Julien après avoir conduit Jeannine et sa mère jusqu’à leur voiture, regagne la scène et le théâtre pour saluer Déah Swindor. Il rencontre Luc, ce Luc charmant momentanément efféminé dans la langueur fatiguée de son joli visage ; efféminé mais homme, mieux, jeune homme par la grâce incomparable de sa mâle assurance. Ce soir toute sa beauté vient de se multiplier par les innombrables regards qui l’ont admiré et déjà se souviennent de lui… Lucet sourit des câlines paroles du jeune peintre ; il l’engagerait bien à monter dans sa loge au quatrième, mais, outre que des amis retiennent Julien, il craint de braver à ce point la clique théâtreuse qui l’entoure. Ce pourquoi aussi Julien ne veut pas attendre Luc, le prendre avec ses amis dans sa Victoria pour le conduire jusqu’à la gare Saint-Lazare.

Julien, Luc et Jeannine s’arrachent tous trois l’un à l’autre et demeurent seuls, prêts à pleurer. Et cependant, qu’il eût été agréable ce bout de causerie, ensemble, dans le confortable équipage ! Tandis que tout seul, comment va s’arranger Lucet ? Comment ? retombé parmi la cohue indifférente des rues…

Dans l’escalier étroit et poussiéreux des loges, de fauves odeurs de chair se mêlent aux cosmétiques criards des femmes ; les figurants et les figurantes empoisonnent le suint ; la chaleur devient insupportable qui fait jaillir par bouffées la sueur au visage, sous les yeux.

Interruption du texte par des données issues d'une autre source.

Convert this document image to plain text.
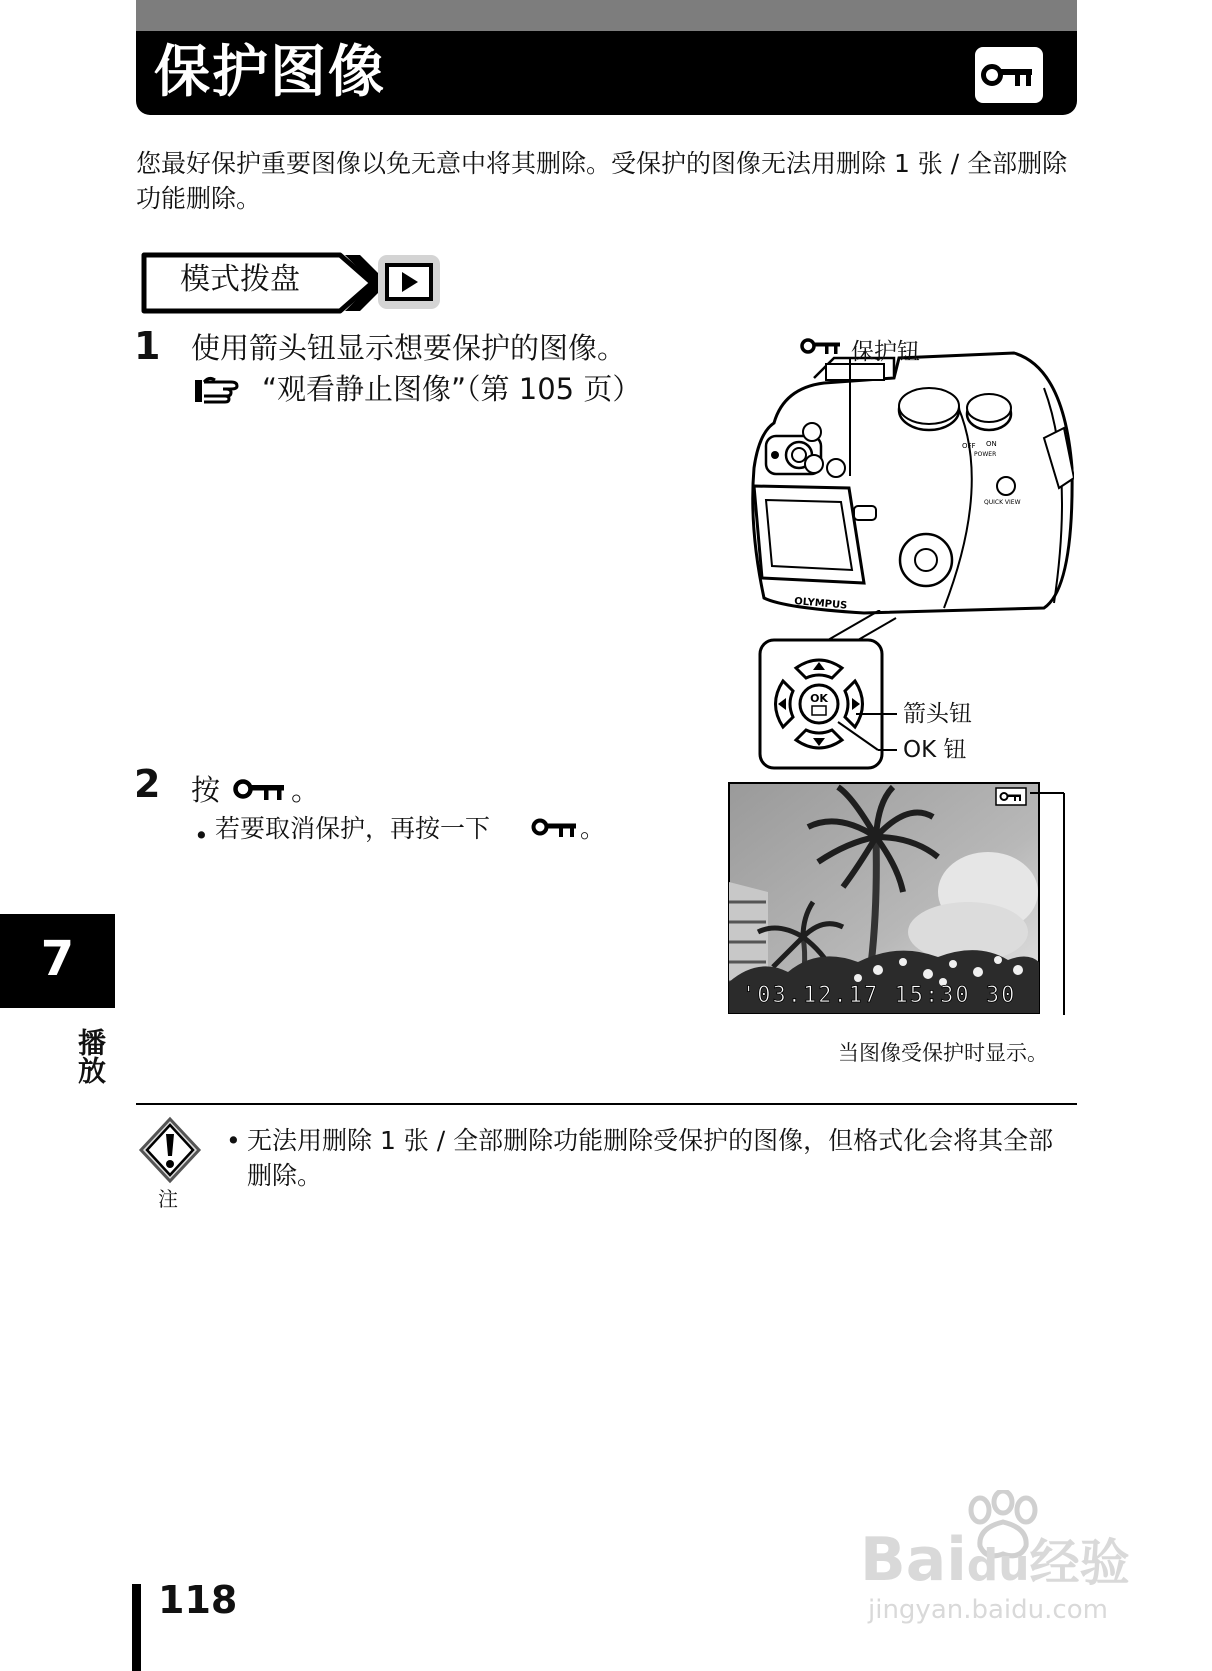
保护图像
您最好保护重要图像以免无意中将其删除。受保护的图像无法用删除 1 张 ∕ 全部删除功能删除。
模式拨盘
1 使用箭头钮显示想要保护的图像。
“观看静止图像”（第 105 页）
OLYMPUS
OFF ON
POWER
QUICK VIEW
保护钮
OK
箭头钮
OK 钮
2 按 。
• 若要取消保护，再按一下	。
'03.12.17 15:30 30
当图像受保护时显示。
7
播放
注
• 无法用删除 1 张 ∕ 全部删除功能删除受保护的图像，但格式化会将其全部删除。
118
Baidu经验
jingyan.baidu.com
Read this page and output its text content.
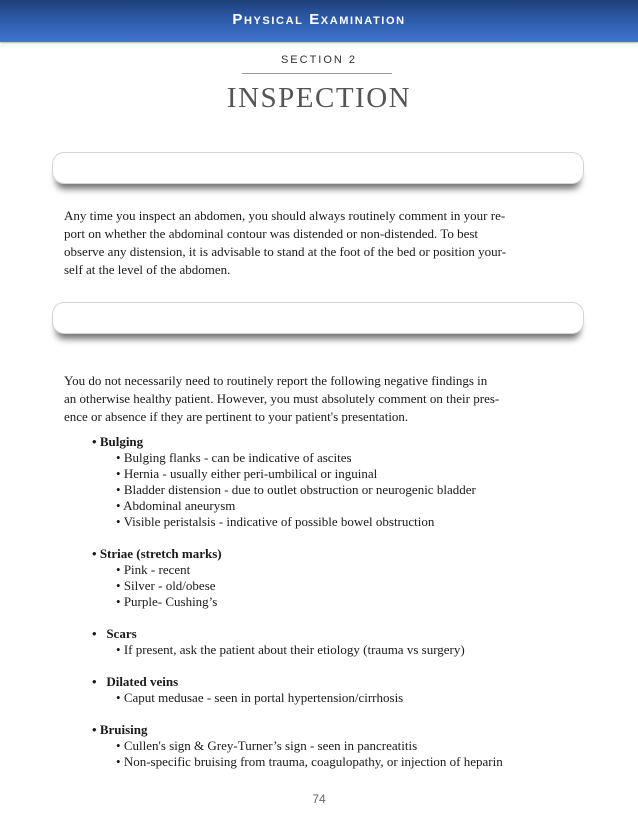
Physical Examination
SECTION 2
INSPECTION

Any time you inspect an abdomen, you should always routinely comment in your re-
port on whether the abdominal contour was distended or non-distended. To best
observe any distension, it is advisable to stand at the foot of the bed or position your-
self at the level of the abdomen.

You do not necessarily need to routinely report the following negative findings in
an otherwise healthy patient. However, you must absolutely comment on their pres-
ence or absence if they are pertinent to your patient's presentation.

• Bulging
• Bulging flanks - can be indicative of ascites
• Hernia - usually either peri-umbilical or inguinal
• Bladder distension - due to outlet obstruction or neurogenic bladder
• Abdominal aneurysm
• Visible peristalsis - indicative of possible bowel obstruction
• Striae (stretch marks)
• Pink - recent
• Silver - old/obese
• Purple- Cushing’s
• Scars
• If present, ask the patient about their etiology (trauma vs surgery)
• Dilated veins
• Caput medusae - seen in portal hypertension/cirrhosis
• Bruising
• Cullen's sign & Grey-Turner’s sign - seen in pancreatitis
• Non-specific bruising from trauma, coagulopathy, or injection of heparin
74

Lucet une fois déshabillé, se rafraîchit à nouveau tout le corps ; et sa chair s’émeut encore dans la solitude de sa loge surchauffée, et cette solitude, pour la première fois peut-être, lui pèse horriblement. Il se rhabille vite. Et c’est, en descendant, la rencontre des machinistes, des électriciens, un peu gouapes, bons garçons quand même, qui le saluent d’un important et respectueux et flatteur :

— Bonsoir, Monsieur Aubry !

La loge de Déah dégorge son trop plein jusque dans l’escalier qui, de la scène, descend directement devant le concierge jusqu’au couloir de la rue. Luc n’essaie même pas de pénétrer ; seulement, par-dessus des épaules, des voix et de la lumière se meuvent parmi les damas bleu pâle et crème du boudoir… Il passe, gamin, avec son feutre mou, havane, bien campé sur sa tête fine, son « complet » gris foncé et très élégant, très jeune, son col qui prend d’adorable façon sa nuque jolie et soulève son menton au profil rare qu’anime le sourire exquis et impertinent de sa bouche. Dehors les fanatiques attendent Déah Swindor. Luc traverse la haie. Des femmes, des jeunes gens prononcent déjà son nom, défiguré sur l’affiche en Luc Bruay à cause des règlements du Conservatoire. Même, en s’éloignant, il entend que les jeunes gens se chicanent sur son identité : est-ce Iohanam, n’est-ce pas Iohanam ?…

— Sûr que c’est lui ! on dirait une gonzesse tellement qu’il est bath, — clame, renseigné et d’une voix canaille, un semblant de petit ouvrier, vague camelot, ouvreur de portières, ramasseur de mégots, figurant, au bonheur du jour.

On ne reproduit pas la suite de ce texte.